PORTALNUSA.com | BANDA ACEH – Pasangan bakal calon Gubernur dan Wakil Gubernur Aceh, Bustami Hamzah, SE, M.Si dan HM Fadhil Rahmi, Lc, M.Ag merespons keras keputusan Komisi Independen Pemilihan (KIP) Aceh yang memutuskan pasangan tersebut tidak memenuhi syarat (TMS) untuk ikut Pilkada 2024.

Baca: Terkait Dugaan Penjegalan Bustami-Fadhil Rahmi, Begini Tanggapan Prof Humam



Bustami dan Fadhil Rahmi dalam satu pernyataan yang diterima media ini menyatakab akan melakukan perlawanan secara hukum.
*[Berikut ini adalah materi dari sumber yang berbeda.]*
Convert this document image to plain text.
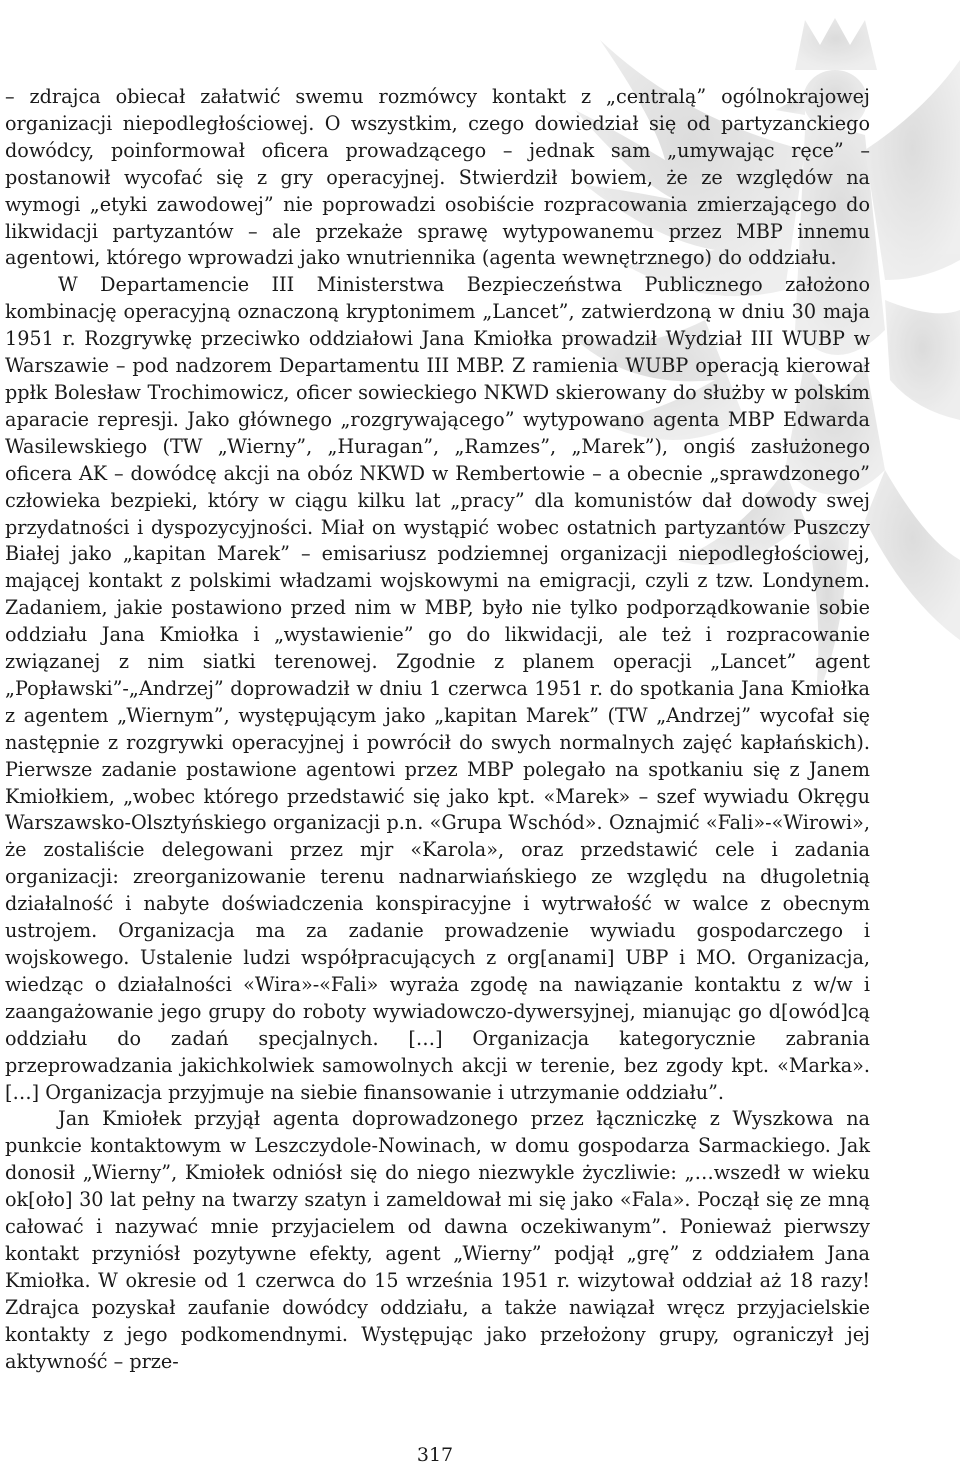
– zdrajca obiecał załatwić swemu rozmówcy kontakt z „centralą” ogólnokrajowej organizacji niepodległościowej. O wszystkim, czego dowiedział się od partyzanckiego dowódcy, poinformował oficera prowadzącego – jednak sam „umywając ręce” – postanowił wycofać się z gry operacyjnej. Stwierdził bowiem, że ze względów na wymogi „etyki zawodowej” nie poprowadzi osobiście rozpracowania zmierzającego do likwidacji partyzantów – ale przekaże sprawę wytypowanemu przez MBP innemu agentowi, którego wprowadzi jako wnutriennika (agenta wewnętrznego) do oddziału.

W Departamencie III Ministerstwa Bezpieczeństwa Publicznego założono kombinację operacyjną oznaczoną kryptonimem „Lancet”, zatwierdzoną w dniu 30 maja 1951 r. Rozgrywkę przeciwko oddziałowi Jana Kmiołka prowadził Wydział III WUBP w Warszawie – pod nadzorem Departamentu III MBP. Z ramienia WUBP operacją kierował ppłk Bolesław Trochimowicz, oficer sowieckiego NKWD skierowany do służby w polskim aparacie represji. Jako głównego „rozgrywającego” wytypowano agenta MBP Edwarda Wasilewskiego (TW „Wierny”, „Huragan”, „Ramzes”, „Marek”), ongiś zasłużonego oficera AK – dowódcę akcji na obóz NKWD w Rembertowie – a obecnie „sprawdzonego” człowieka bezpieki, który w ciągu kilku lat „pracy” dla komunistów dał dowody swej przydatności i dyspozycyjności. Miał on wystąpić wobec ostatnich partyzantów Puszczy Białej jako „kapitan Marek” – emisariusz podziemnej organizacji niepodległościowej, mającej kontakt z polskimi władzami wojskowymi na emigracji, czyli z tzw. Londynem. Zadaniem, jakie postawiono przed nim w MBP, było nie tylko podporządkowanie sobie oddziału Jana Kmiołka i „wystawienie” go do likwidacji, ale też i rozpracowanie związanej z nim siatki terenowej. Zgodnie z planem operacji „Lancet” agent „Popławski”-„Andrzej” doprowadził w dniu 1 czerwca 1951 r. do spotkania Jana Kmiołka z agentem „Wiernym”, występującym jako „kapitan Marek” (TW „Andrzej” wycofał się następnie z rozgrywki operacyjnej i powrócił do swych normalnych zajęć kapłańskich). Pierwsze zadanie postawione agentowi przez MBP polegało na spotkaniu się z Janem Kmiołkiem, „wobec którego przedstawić się jako kpt. «Marek» – szef wywiadu Okręgu Warszawsko-Olsztyńskiego organizacji p.n. «Grupa Wschód». Oznajmić «Fali»-«Wirowi», że zostaliście delegowani przez mjr «Karola», oraz przedstawić cele i zadania organizacji: zreorganizowanie terenu nadnarwiańskiego ze względu na długoletnią działalność i nabyte doświadczenia konspiracyjne i wytrwałość w walce z obecnym ustrojem. Organizacja ma za zadanie prowadzenie wywiadu gospodarczego i wojskowego. Ustalenie ludzi współpracujących z org[anami] UBP i MO. Organizacja, wiedząc o działalności «Wira»-«Fali» wyraża zgodę na nawiązanie kontaktu z w/w i zaangażowanie jego grupy do roboty wywiadowczo-dywersyjnej, mianując go d[owód]cą oddziału do zadań specjalnych. […] Organizacja kategorycznie zabrania przeprowadzania jakichkolwiek samowolnych akcji w terenie, bez zgody kpt. «Marka». […] Organizacja przyjmuje na siebie finansowanie i utrzymanie oddziału”.

Jan Kmiołek przyjął agenta doprowadzonego przez łączniczkę z Wyszkowa na punkcie kontaktowym w Leszczydole-Nowinach, w domu gospodarza Sarmackiego. Jak donosił „Wierny”, Kmiołek odniósł się do niego niezwykle życzliwie: „…wszedł w wieku ok[oło] 30 lat pełny na twarzy szatyn i zameldował mi się jako «Fala». Począł się ze mną całować i nazywać mnie przyjacielem od dawna oczekiwanym”. Ponieważ pierwszy kontakt przyniósł pozytywne efekty, agent „Wierny” podjął „grę” z oddziałem Jana Kmiołka. W okresie od 1 czerwca do 15 września 1951 r. wizytował oddział aż 18 razy! Zdrajca pozyskał zaufanie dowódcy oddziału, a także nawiązał wręcz przyjacielskie kontakty z jego podkomendnymi. Występując jako przełożony grupy, ograniczył jej aktywność – prze-

317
Menurut Bustami, keputusan ini bentuk penzaliman terhadap pihaknya. Keputusan KIP Aceh mengada-ngada, tidak obyektif, dan cenderung hanya menguntungkan pihak tertentu.

Baca: KIP Nyatakan Paslon Bustami-Fadhil Tak Memenuhi Syarat, PAS Aceh: Ini Penzaliman

“Karenanya saya akan melawan keputusan ini,” tandas Bustami didampingi calon wakilnya, Fadhil Rahmi, Minggu, 22 September 2024.

Baca: Dimintai Tanggapan Soal TMS Bustami-Fadhil, Agusni AH: Ya Demikianlah Kondisinya

Bentuk perlawanan yang akan dilakukan Om Bus dan Syech Fadhil—panggilan akrab kedua tokoh ini—adalah melaporkan keputusan KIP tersebut ke Panwaslih Aceh, menggugat ke Pengadilan Tinggi Tata Usaha Negara (PTTUN), melaporkan ke Komisi Pemilihan Umum (KPU) Pusat, dan melaporkan serta menggugat seluruh komisioner KIP Aceh ke Dewan Kehormatan Penyelenggara Pemilu (DKPP) di Jakarta.

Rencana busuk

Bustami Hamzah menilai keputusan TMS yang dikeluarkan oleh KIP Aceh adalah bentuk penggiringan untuk menciptakan calon tunggal cagub/cawagub Aceh pada Pilkada 2024.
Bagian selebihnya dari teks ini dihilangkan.